Increasing memory may restore the request, but repeated exhaustion can indicate a plugin conflict or runaway code. Test again with nonessential Elementor add-ons disabled rather than treating a higher limit as the only fix.
Another plugin conflicts with Elementor
Create or restore a staging copy of the site. Leave Elementor active, then deactivate other plugins in small groups. Test the same action after each group:
- Opening the affected page
- Loading the Elementor editor
- Updating the page
- Viewing the frontend while logged out
When the error stops, reactivate plugins from the last group one at a time. The plugin that brings the fatal error back is the likely conflict.
An error can surface inside Elementor after another plugin passes invalid data or loads an incompatible class. Use the complete stack trace and the results of controlled plugin testing together rather than attributing the failure from one file path alone.
The active theme or custom code is involved
Temporarily switch to a current default WordPress theme on staging. If the fatal error disappears, inspect the original theme’s recent updates, Elementor integrations, and code in functions.php.
Also disable recent PHP snippets, custom Elementor widgets, and must-use plugins. Do not edit the reported line inside Elementor as a permanent fix. Plugin updates will overwrite that change, and the line may only be where a separate compatibility problem became visible.
Only one Elementor page fails
When the editor and most pages work, the problem may be limited to a widget, template, shortcode, or section on one page.

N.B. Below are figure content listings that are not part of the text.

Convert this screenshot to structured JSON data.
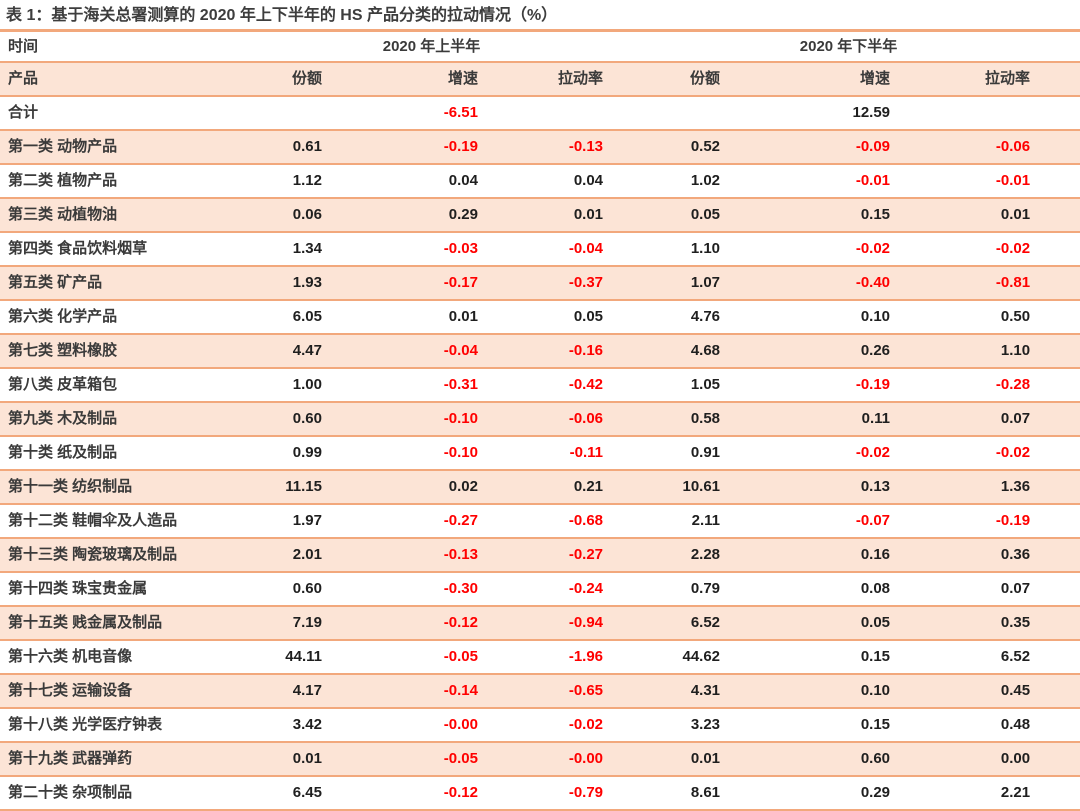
{
  "title": "表 1：基于海关总署测算的 2020 年上下半年的 HS 产品分类的拉动情况（%）",
  "colors": {
    "stripe_background": "#fce4d6",
    "rule_line": "#f2a87c",
    "negative_value": "#ff0000",
    "positive_value": "#1f1f1f"
  },
  "table": {
    "header": {
      "time_label": "时间",
      "product_label": "产品",
      "groups": [
        "2020 年上半年",
        "2020 年下半年"
      ],
      "subheaders": [
        "份额",
        "增速",
        "拉动率",
        "份额",
        "增速",
        "拉动率"
      ]
    },
    "rows": [
      {
        "label": "合计",
        "values": [
          "",
          "-6.51",
          "",
          "",
          "12.59",
          ""
        ]
      },
      {
        "label": "第一类 动物产品",
        "values": [
          "0.61",
          "-0.19",
          "-0.13",
          "0.52",
          "-0.09",
          "-0.06"
        ]
      },
      {
        "label": "第二类 植物产品",
        "values": [
          "1.12",
          "0.04",
          "0.04",
          "1.02",
          "-0.01",
          "-0.01"
        ]
      },
      {
        "label": "第三类 动植物油",
        "values": [
          "0.06",
          "0.29",
          "0.01",
          "0.05",
          "0.15",
          "0.01"
        ]
      },
      {
        "label": "第四类 食品饮料烟草",
        "values": [
          "1.34",
          "-0.03",
          "-0.04",
          "1.10",
          "-0.02",
          "-0.02"
        ]
      },
      {
        "label": "第五类 矿产品",
        "values": [
          "1.93",
          "-0.17",
          "-0.37",
          "1.07",
          "-0.40",
          "-0.81"
        ]
      },
      {
        "label": "第六类 化学产品",
        "values": [
          "6.05",
          "0.01",
          "0.05",
          "4.76",
          "0.10",
          "0.50"
        ]
      },
      {
        "label": "第七类 塑料橡胶",
        "values": [
          "4.47",
          "-0.04",
          "-0.16",
          "4.68",
          "0.26",
          "1.10"
        ]
      },
      {
        "label": "第八类 皮革箱包",
        "values": [
          "1.00",
          "-0.31",
          "-0.42",
          "1.05",
          "-0.19",
          "-0.28"
        ]
      },
      {
        "label": "第九类 木及制品",
        "values": [
          "0.60",
          "-0.10",
          "-0.06",
          "0.58",
          "0.11",
          "0.07"
        ]
      },
      {
        "label": "第十类 纸及制品",
        "values": [
          "0.99",
          "-0.10",
          "-0.11",
          "0.91",
          "-0.02",
          "-0.02"
        ]
      },
      {
        "label": "第十一类 纺织制品",
        "values": [
          "11.15",
          "0.02",
          "0.21",
          "10.61",
          "0.13",
          "1.36"
        ]
      },
      {
        "label": "第十二类 鞋帽伞及人造品",
        "values": [
          "1.97",
          "-0.27",
          "-0.68",
          "2.11",
          "-0.07",
          "-0.19"
        ]
      },
      {
        "label": "第十三类 陶瓷玻璃及制品",
        "values": [
          "2.01",
          "-0.13",
          "-0.27",
          "2.28",
          "0.16",
          "0.36"
        ]
      },
      {
        "label": "第十四类 珠宝贵金属",
        "values": [
          "0.60",
          "-0.30",
          "-0.24",
          "0.79",
          "0.08",
          "0.07"
        ]
      },
      {
        "label": "第十五类 贱金属及制品",
        "values": [
          "7.19",
          "-0.12",
          "-0.94",
          "6.52",
          "0.05",
          "0.35"
        ]
      },
      {
        "label": "第十六类 机电音像",
        "values": [
          "44.11",
          "-0.05",
          "-1.96",
          "44.62",
          "0.15",
          "6.52"
        ]
      },
      {
        "label": "第十七类 运输设备",
        "values": [
          "4.17",
          "-0.14",
          "-0.65",
          "4.31",
          "0.10",
          "0.45"
        ]
      },
      {
        "label": "第十八类 光学医疗钟表",
        "values": [
          "3.42",
          "-0.00",
          "-0.02",
          "3.23",
          "0.15",
          "0.48"
        ]
      },
      {
        "label": "第十九类 武器弹药",
        "values": [
          "0.01",
          "-0.05",
          "-0.00",
          "0.01",
          "0.60",
          "0.00"
        ]
      },
      {
        "label": "第二十类 杂项制品",
        "values": [
          "6.45",
          "-0.12",
          "-0.79",
          "8.61",
          "0.29",
          "2.21"
        ]
      }
    ]
  }
}
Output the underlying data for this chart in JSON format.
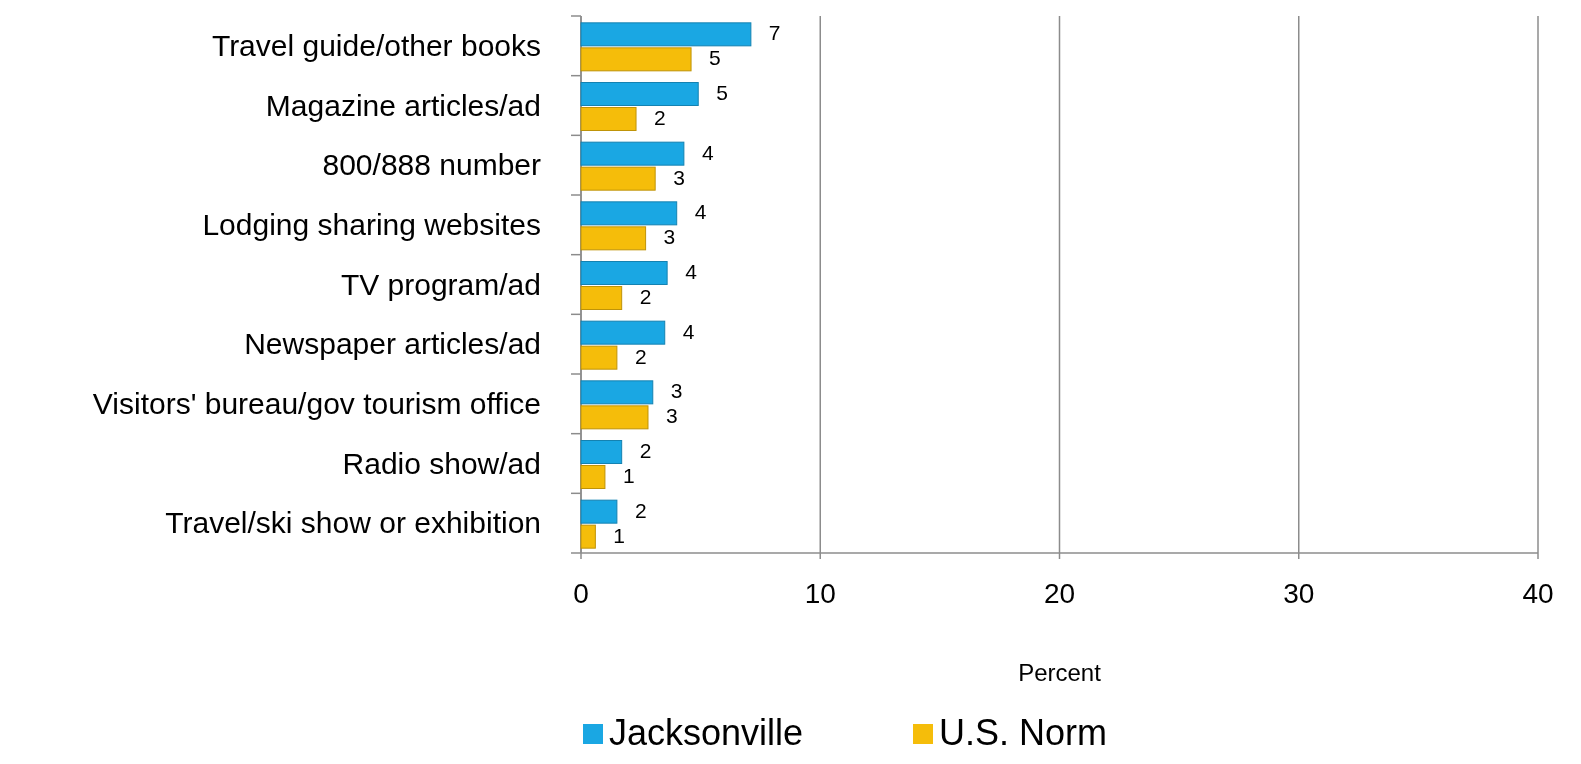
{
  "chart_data": {
    "type": "bar",
    "orientation": "horizontal",
    "xlabel": "Percent",
    "categories": [
      "Travel guide/other books",
      "Magazine articles/ad",
      "800/888 number",
      "Lodging sharing websites",
      "TV program/ad",
      "Newspaper articles/ad",
      "Visitors' bureau/gov tourism office",
      "Radio show/ad",
      "Travel/ski show or exhibition"
    ],
    "series": [
      {
        "name": "Jacksonville",
        "color": "#1aa7e3",
        "values": [
          7.1,
          4.9,
          4.3,
          4.0,
          3.6,
          3.5,
          3.0,
          1.7,
          1.5
        ],
        "value_labels": [
          "7",
          "5",
          "4",
          "4",
          "4",
          "4",
          "3",
          "2",
          "2"
        ]
      },
      {
        "name": "U.S. Norm",
        "color": "#f5bd0a",
        "values": [
          4.6,
          2.3,
          3.1,
          2.7,
          1.7,
          1.5,
          2.8,
          1.0,
          0.6
        ],
        "value_labels": [
          "5",
          "2",
          "3",
          "3",
          "2",
          "2",
          "3",
          "1",
          "1"
        ]
      }
    ],
    "xlim": [
      0,
      40
    ],
    "xticks": [
      0,
      10,
      20,
      30,
      40
    ],
    "grid": "x",
    "legend": "bottom"
  }
}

Duplicate the page on staging and remove the most recently added section first. Then test embedded shortcodes, HTML widgets, dynamic tags, global widgets, and third-party Elementor widgets individually.
If removing one section restores the page, rebuild that section instead of replacing the entire page. A frontend blank page is not always a PHP fatal error, so confirm that a corresponding fatal entry appears in the PHP log before applying server-level fixes.
Roll back when the error began after an update
Restore the pre-update backup when the site is business-critical or the compatible release is uncertain. A complete backup is safer than replacing plugin files alone because an update may also change stored data.
If no backup is available, deactivate the affected plugin and install the last stable version that worked on the site. Keep Elementor Core and Pro on a known compatible pair, and test the rollback on staging before applying it to production.
Treat rollback as temporary. Disable automatic updates for the affected component while you confirm the cause, but plan a tested upgrade rather than leaving an old release installed indefinitely.
After the site is stable, reactivate plugins one at a time, clear all WordPress and server caches, and repeat the exact action that originally caused the failure.